Fresh off the heels of his destruction of Tim Johnson, Fedor Emelianenko has hinted he wants one more fight, and there’s a clear one to make.

Fedor Emelianenko’s Bellator retirement tour has had highs and lows, but nothing has been as high as his victory over Tim Johnson at Bellator 269. Emelianenko was an underdog in his home country as he faced off against Johnson, who was fresh off a title fight and ranked number two in Bellator’s heavyweight division.

Despite the odds being stacked against him, “The Last Emperor” decimated Johnson, and in the process gave his best performance in years as he flattened the former title challenger in the very first round. Emelianenko has hinted more than once about wanting one more fight, likely back in America. And there’s exactly one fight remaining on his Bellator contract. With his win over Johnson, there’s a clear fight to make.

That fight is a rematch with Ryan Bader for the undisputed Bellator MMA heavyweight championship. The two notably fought back at Bellator 214 in the finals of the Bellator heavyweight Grand Prix, where Bader defeated the legend via a first-round knockout.
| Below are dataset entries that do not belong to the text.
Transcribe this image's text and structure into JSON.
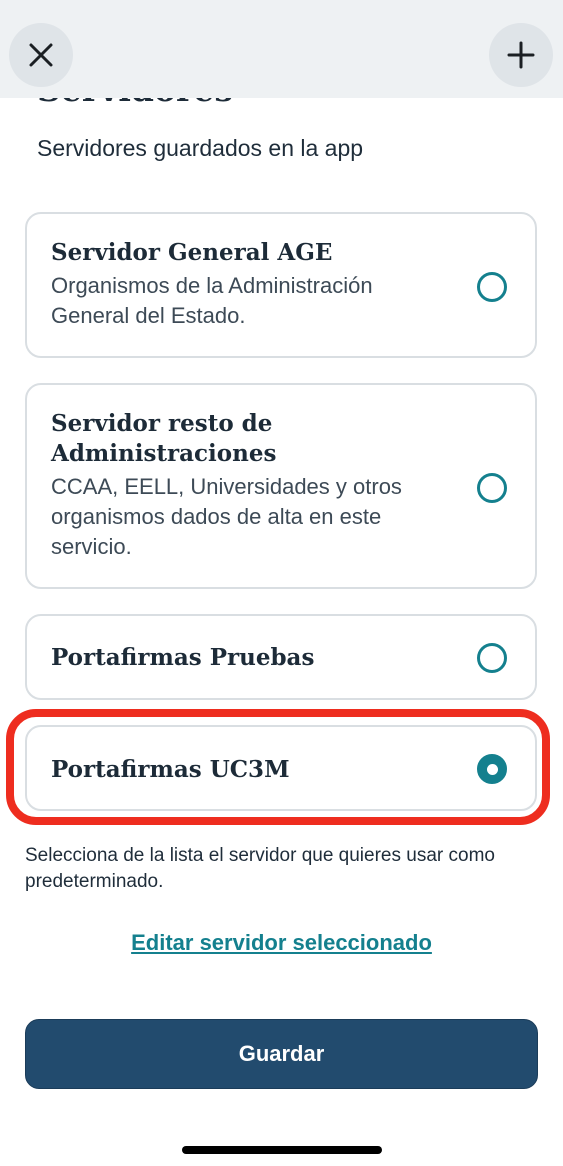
{
  "header": {
    "close_icon": "close-icon",
    "add_icon": "plus-icon"
  },
  "page": {
    "title": "Servidores",
    "subtitle": "Servidores guardados en la app"
  },
  "servers": [
    {
      "title": "Servidor General AGE",
      "description": "Organismos de la Administración General del Estado.",
      "selected": false
    },
    {
      "title": "Servidor resto de Administraciones",
      "description": "CCAA, EELL, Universidades y otros organismos dados de alta en este servicio.",
      "selected": false
    },
    {
      "title": "Portafirmas Pruebas",
      "description": "",
      "selected": false
    },
    {
      "title": "Portafirmas UC3M",
      "description": "",
      "selected": true
    }
  ],
  "hint": "Selecciona de la lista el servidor que quieres usar como predeterminado.",
  "edit_link": "Editar servidor seleccionado",
  "save_label": "Guardar",
  "colors": {
    "accent": "#14808e",
    "primary_button": "#224b6e",
    "highlight": "#ee2d1f"
  }
}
While the defeated was one-sided, things are much different now than they were in 2019 when the pair first met.

When the two fighters faced off back in 2019, Bader was in his still prime and had by far been on the best run of his career. Bader at the time was riding a six-fight win streak with none of those fights even being close. Since then, however, Bader has fallen on hard times. He’s officially no longer the light heavyweight champion after being knocked out by Vadim Nemkov last year, and was just recently knocked out by Corey Anderson earlier this month.
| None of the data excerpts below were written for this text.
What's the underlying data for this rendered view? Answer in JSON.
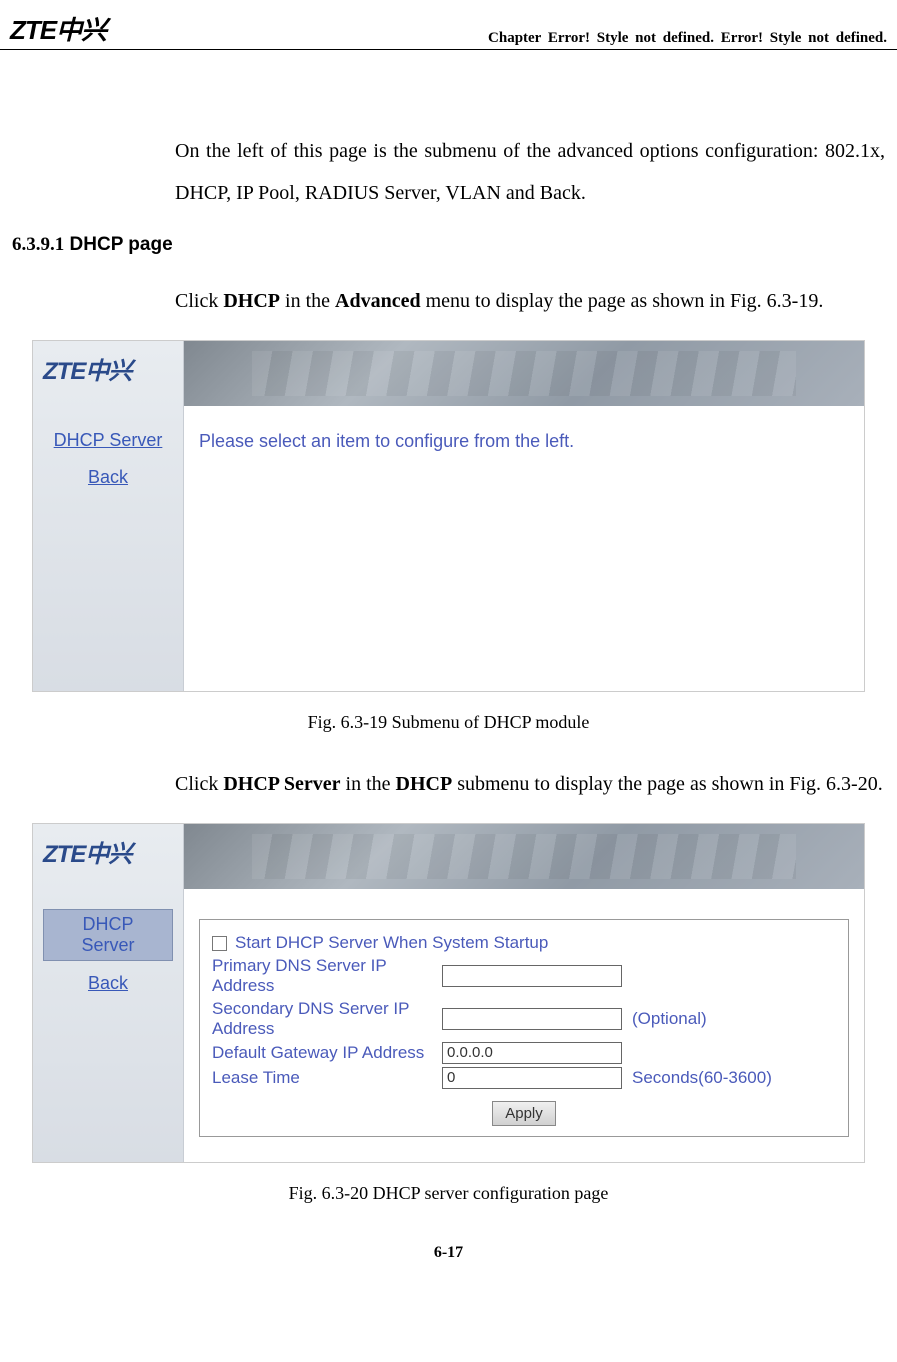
{
  "header": {
    "logo_text": "ZTE中兴",
    "chapter_text": "Chapter  Error!  Style  not  defined.    Error!  Style  not  defined."
  },
  "intro_para": "On the left of this page is the submenu of the advanced options configuration: 802.1x, DHCP, IP Pool, RADIUS Server, VLAN and Back.",
  "section": {
    "number": "6.3.9.1",
    "title": "DHCP page"
  },
  "click_line_1": {
    "pre": "Click ",
    "bold1": "DHCP",
    "mid": " in the ",
    "bold2": "Advanced",
    "post": " menu to display the page as shown in Fig. 6.3-19."
  },
  "figure1": {
    "sidebar_logo": "ZTE中兴",
    "links": {
      "dhcp_server": "DHCP Server",
      "back": "Back"
    },
    "prompt": "Please select an item to configure from the left.",
    "caption": "Fig. 6.3-19    Submenu of DHCP module"
  },
  "click_line_2": {
    "pre": "Click ",
    "bold1": "DHCP Server",
    "mid": " in the ",
    "bold2": "DHCP",
    "post": " submenu to display the page as shown in Fig. 6.3-20."
  },
  "figure2": {
    "sidebar_logo": "ZTE中兴",
    "links": {
      "dhcp_server": "DHCP Server",
      "back": "Back"
    },
    "form": {
      "checkbox_label": "Start DHCP Server When System Startup",
      "primary_dns_label": "Primary DNS Server IP Address",
      "primary_dns_value": "",
      "secondary_dns_label": "Secondary DNS Server IP Address",
      "secondary_dns_value": "",
      "secondary_suffix": "(Optional)",
      "gateway_label": "Default Gateway IP Address",
      "gateway_value": "0.0.0.0",
      "lease_label": "Lease Time",
      "lease_value": "0",
      "lease_suffix": "Seconds(60-3600)",
      "apply_label": "Apply"
    },
    "caption": "Fig. 6.3-20    DHCP server configuration page"
  },
  "page_number": "6-17"
}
That loss bounced Bader from the ongoing light heavyweight grand prix, removing any possibility of “Darth” Bader reclaiming double-champ status.

With Bader having been so viciously dominated by the two top fighters at 205, he’s going to have to go back up to the division where he’s still champion, unless he really wants to try and climb the ladder at light heavyweight again. Given his age and the ongoing tournament, that doesn’t seem likely.

It’s worth noting that the interim champion at heavyweight in Fedor’s absence is Valentin Moldavsky, a protege of Fedor Emelianenko himself. But it’s likely that Moldavsky would step aside for Fedor, given the fact that Emelinaneko is a friend and teammate under the Team Fedor banner.

The fight writes itself: one last chance at gold for “The Last Emperor.” It’s either a repeat for Bader, reestablishing him as the man to beat at heavyweight, or redemption for Emelianenko. It even creates a very marketable second fight should Emelinaneko lose, as in that case, he can have his protege in Moldavsky attempt to avenge the loss. On the flip side, if Emelinaneko wins and retires, you already have an interim champion who just pick up the mantle for Team Fedor.

The ball is ultimately in Scott Coker and Bellator’s court, but it’s rare that a storybook situation like this can just fall into place in MMA.